Now that Prigioni's back, Mike Woodson can use the two-point-guard lineup -- featuring Prigioni and Raymond Felton -- that he was fond of last season.
Prigioni's presence will allow Felton to move off the ball and become more of a scorer than a distributor.
Prigioni, 36, also brings a lot on the defensive end of the floor. The end-to-end pressure he puts on opposing guards can disrupt and delay an opponent's offense.
Part of Prigioni's value also lies in his ability to keep the ball moving. As Chris Herring of the Wall Street Journal adeptly points out, the Knicks' ball movement improved markedly when Prigioni was on the floor in the playoffs -- and Carmelo Anthony was one of the main beneficiaries. According to Herring, Anthony hit 43 percent of his 3-pointers with Prigioni on the floor but knocked down just 26 percent of his attempts when Prigioni was on the bench.
What about Copeland? Prigioni's signing ate up a significant portion of the Knicks' mini midlevel exception.
The Knicks have approximately $1.75 million of the $3.2 million exception left to use, and that might not be enough to retain restricted free agent Chris Copeland.
A league source told ESPN.com that the Indiana Pacers have made an offer to Copeland. Another league source told ESPNNewYork.com's Jared Zwerling that the Los Angeles Lakers have made an offer to Copeland and that the Cleveland Cavaliers have shown interest.
The Knicks have extended a qualifying offer of $988,872 to Copeland, but he is likely to find a more lucrative deal from a competitor. If that offer is more than $1.75 million per year, Copeland might bolt New York because the mini midlevel is the only source the Knicks can use to match a competing deal.
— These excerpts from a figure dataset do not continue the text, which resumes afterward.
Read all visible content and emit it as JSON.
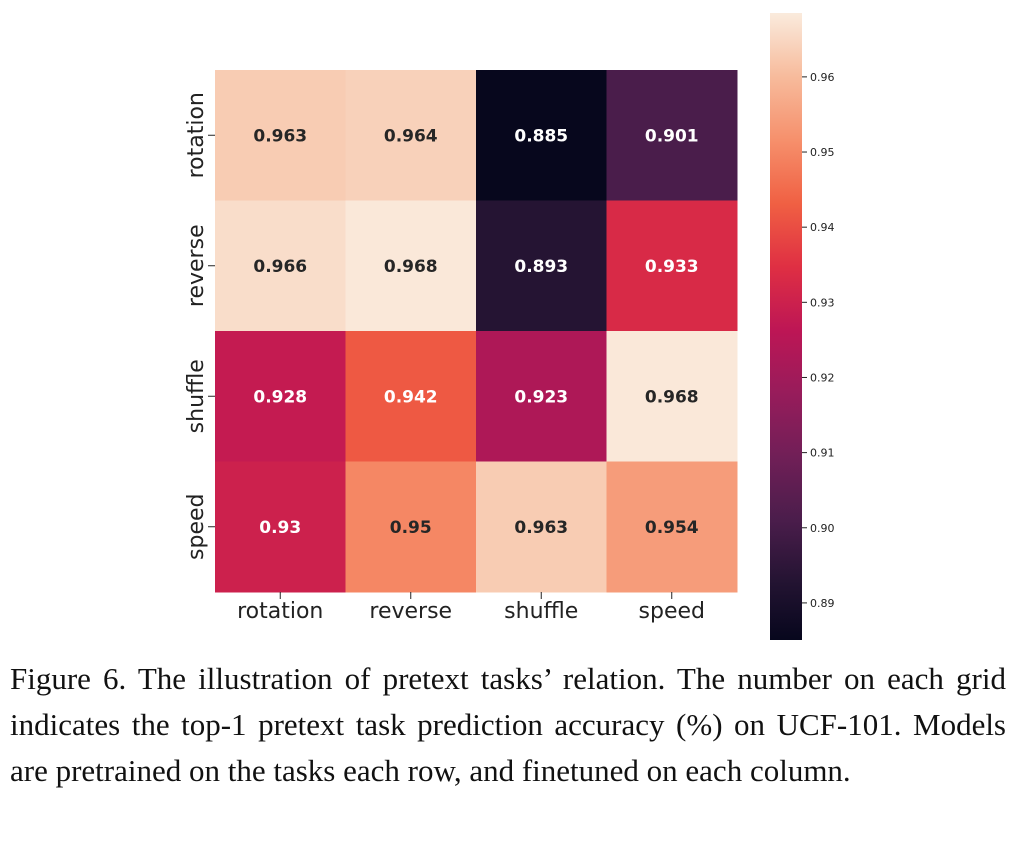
{
  "chart_data": {
    "type": "heatmap",
    "title": "",
    "xlabel": "",
    "ylabel": "",
    "rows": [
      "rotation",
      "reverse",
      "shuffle",
      "speed"
    ],
    "columns": [
      "rotation",
      "reverse",
      "shuffle",
      "speed"
    ],
    "values": [
      [
        0.963,
        0.964,
        0.885,
        0.901
      ],
      [
        0.966,
        0.968,
        0.893,
        0.933
      ],
      [
        0.928,
        0.942,
        0.923,
        0.968
      ],
      [
        0.93,
        0.95,
        0.963,
        0.954
      ]
    ],
    "value_labels": [
      [
        "0.963",
        "0.964",
        "0.885",
        "0.901"
      ],
      [
        "0.966",
        "0.968",
        "0.893",
        "0.933"
      ],
      [
        "0.928",
        "0.942",
        "0.923",
        "0.968"
      ],
      [
        "0.93",
        "0.95",
        "0.963",
        "0.954"
      ]
    ],
    "colorbar": {
      "range": [
        0.884,
        0.9685
      ],
      "ticks": [
        0.89,
        0.9,
        0.91,
        0.92,
        0.93,
        0.94,
        0.95,
        0.96
      ],
      "tick_labels": [
        "0.89",
        "0.90",
        "0.91",
        "0.92",
        "0.93",
        "0.94",
        "0.95",
        "0.96"
      ],
      "colormap": "rocket"
    },
    "colormap_stops": [
      [
        0.0,
        "#03051a"
      ],
      [
        0.1,
        "#221331"
      ],
      [
        0.2,
        "#4a1d4b"
      ],
      [
        0.3,
        "#701f57"
      ],
      [
        0.4,
        "#971c5b"
      ],
      [
        0.5,
        "#bd1655"
      ],
      [
        0.6,
        "#df2f43"
      ],
      [
        0.7,
        "#f06043"
      ],
      [
        0.8,
        "#f6906c"
      ],
      [
        0.9,
        "#f7bb9c"
      ],
      [
        1.0,
        "#faebdd"
      ]
    ],
    "text_colors": {
      "light": "#ffffff",
      "dark": "#262626"
    }
  },
  "caption": "Figure 6. The illustration of pretext tasks’ relation. The number on each grid indicates the top-1 pretext task prediction accuracy (%) on UCF-101.  Models are pretrained on the tasks each row, and finetuned on each column."
}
If Copeland goes elsewhere, the Knicks will have approximately $1.75 million of their mini midlevel exception to offer free agents, along with an unlimited number of veteran's minimum contracts.
They have shown interest in Elton Brand and might make an offer to Kenyon Martin. They also have shown interest in ex-Rockets Carlos Delfino and Aaron Brooks and Brooklyn product Sebastian Telfair, among others.
Impact on the cap: The Knicks will likely be over the cap for the next two seasons as they try to chase an NBA title, so Prigioni's $1.5 million annual salary won't have a major impact on their financial situation. But the third year of Prigioni's contract may cause a ripple.
Year 3 of Prigioni's deal is a team option. The Knicks will likely decline the option, but if they pick it up, New York will owe Prigioni at least $1.5 million that season. That would add more money to the Knicks' salary total heading into the 2015 offseason.
So the Knicks could remodel their roster around Anthony (presuming he stays in New York), Iman Shumpert, Tim Hardaway Jr., J.R. Smith, Raymond Felton (who has a player option for 2015-16) and Prigioni in the summer of 2015. (They should have enough cap space to add one max player that offseason).
While Prigioni's $1.5 million may not seem crucial, it could be the difference between the Knicks landing a coveted free agent or having that free agent sign elsewhere.
Also, it should be noted that Prigioni will be 39 in the final season of the contract. So, even though Prigioni keeps himself in fantastic shape, age could catch up with the Argentinian at that point.